BBX is a construction system that provides dual protection against blast and ballistic threat, uniquely achieving C15 blast resistance and BR7 ballistic resistance.
The BBX block system is similar to concrete blocks, composed of cement and fine aggregates, but with a difference, using bespoke materials instead of stone aggregate as part of the mix. This material provides the block with substantial tensile capacity and vastly increased shear modulus, allowing the product to flex under force and dissipate the energy of a bullet and blast overpressure and preventing internal spalling.
Due to its elastic properties, BBX can return to its original shape and preserve its structural integrity.
When compared to reinforced concrete and other equivalent blast or ballistic related materials, the BBX blocks are the same weight as a normal solid dense concrete block, and can be installed using traditional methods, incorporating their thin joint system.
Tarmac Building Products has developed the BBX blocks in partnership with RWS Ltd, which has worked on embassies, Ministry of Defence and other public sector buildings around the world, designing, manufacturing and installing blast and ballistic product systems.
RWS and Tarmac says that it is the first and only product of its kind but, despite its capabilities, BBX is installed using normal construction methods.
They say that BBX meets the C15 blast protection category and the BR7 ballistic category, as well as preventing projectile penetration and spalling – a key danger to building occupants and equipment, which, up to now, has proven difficult to neutralise using singular construction systems.
RWS projects director Stewart Liberatore said: “The BBX system truly is ground-breaking.
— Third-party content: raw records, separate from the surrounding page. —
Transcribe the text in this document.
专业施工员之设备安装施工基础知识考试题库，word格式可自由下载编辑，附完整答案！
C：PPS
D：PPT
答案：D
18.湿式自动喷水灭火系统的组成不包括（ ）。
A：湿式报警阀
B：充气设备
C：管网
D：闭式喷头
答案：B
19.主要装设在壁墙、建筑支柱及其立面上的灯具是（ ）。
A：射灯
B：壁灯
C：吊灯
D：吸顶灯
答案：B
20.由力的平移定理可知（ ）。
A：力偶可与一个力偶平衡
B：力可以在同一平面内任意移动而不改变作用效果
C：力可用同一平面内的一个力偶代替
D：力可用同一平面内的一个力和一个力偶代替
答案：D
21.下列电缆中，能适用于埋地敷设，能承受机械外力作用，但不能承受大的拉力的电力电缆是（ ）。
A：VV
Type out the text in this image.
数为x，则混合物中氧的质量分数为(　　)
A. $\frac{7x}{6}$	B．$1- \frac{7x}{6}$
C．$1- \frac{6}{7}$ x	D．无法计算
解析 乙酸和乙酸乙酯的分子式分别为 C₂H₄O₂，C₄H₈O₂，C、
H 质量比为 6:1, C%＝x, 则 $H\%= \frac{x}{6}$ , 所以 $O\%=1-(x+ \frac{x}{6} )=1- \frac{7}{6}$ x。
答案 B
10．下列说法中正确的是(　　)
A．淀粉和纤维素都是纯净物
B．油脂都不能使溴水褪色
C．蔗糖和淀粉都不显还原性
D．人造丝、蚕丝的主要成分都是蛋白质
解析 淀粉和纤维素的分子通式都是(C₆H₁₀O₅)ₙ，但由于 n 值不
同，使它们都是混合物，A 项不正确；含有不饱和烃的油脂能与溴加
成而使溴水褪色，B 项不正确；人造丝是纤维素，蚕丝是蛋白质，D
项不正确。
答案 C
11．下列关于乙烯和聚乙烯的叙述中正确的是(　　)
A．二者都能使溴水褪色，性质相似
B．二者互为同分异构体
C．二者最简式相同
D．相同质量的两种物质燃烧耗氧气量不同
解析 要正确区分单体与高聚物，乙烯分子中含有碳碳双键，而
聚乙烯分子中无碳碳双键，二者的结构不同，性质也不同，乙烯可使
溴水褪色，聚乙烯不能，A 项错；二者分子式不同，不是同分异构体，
We have worked with and installed products with either excellent ballistic or blast protection capabilities, but never both – it wasn’t believed to be possible.”
Tarmac Building Products head of new product development Paul Beswick added: “BBX means for the first time we are able to use a single solution to terrorism and other armed threats. The system uses standard construction methods – this means building design is not negatively impacted and constructions costs can be kept down because the installation is both straightforward and time-efficient.”
Pictured above is a generic guardhouse built using 440 x 215 x 140 mm BBX block laid flat and in broken bond configuration.
Pictured below is a BBX wall after being fired at with 30mm Rarden cannon shells fired from a Warrior IFV F510. The photograph shows the three rounds fired into each of the three target areas at the wall, with no penetration.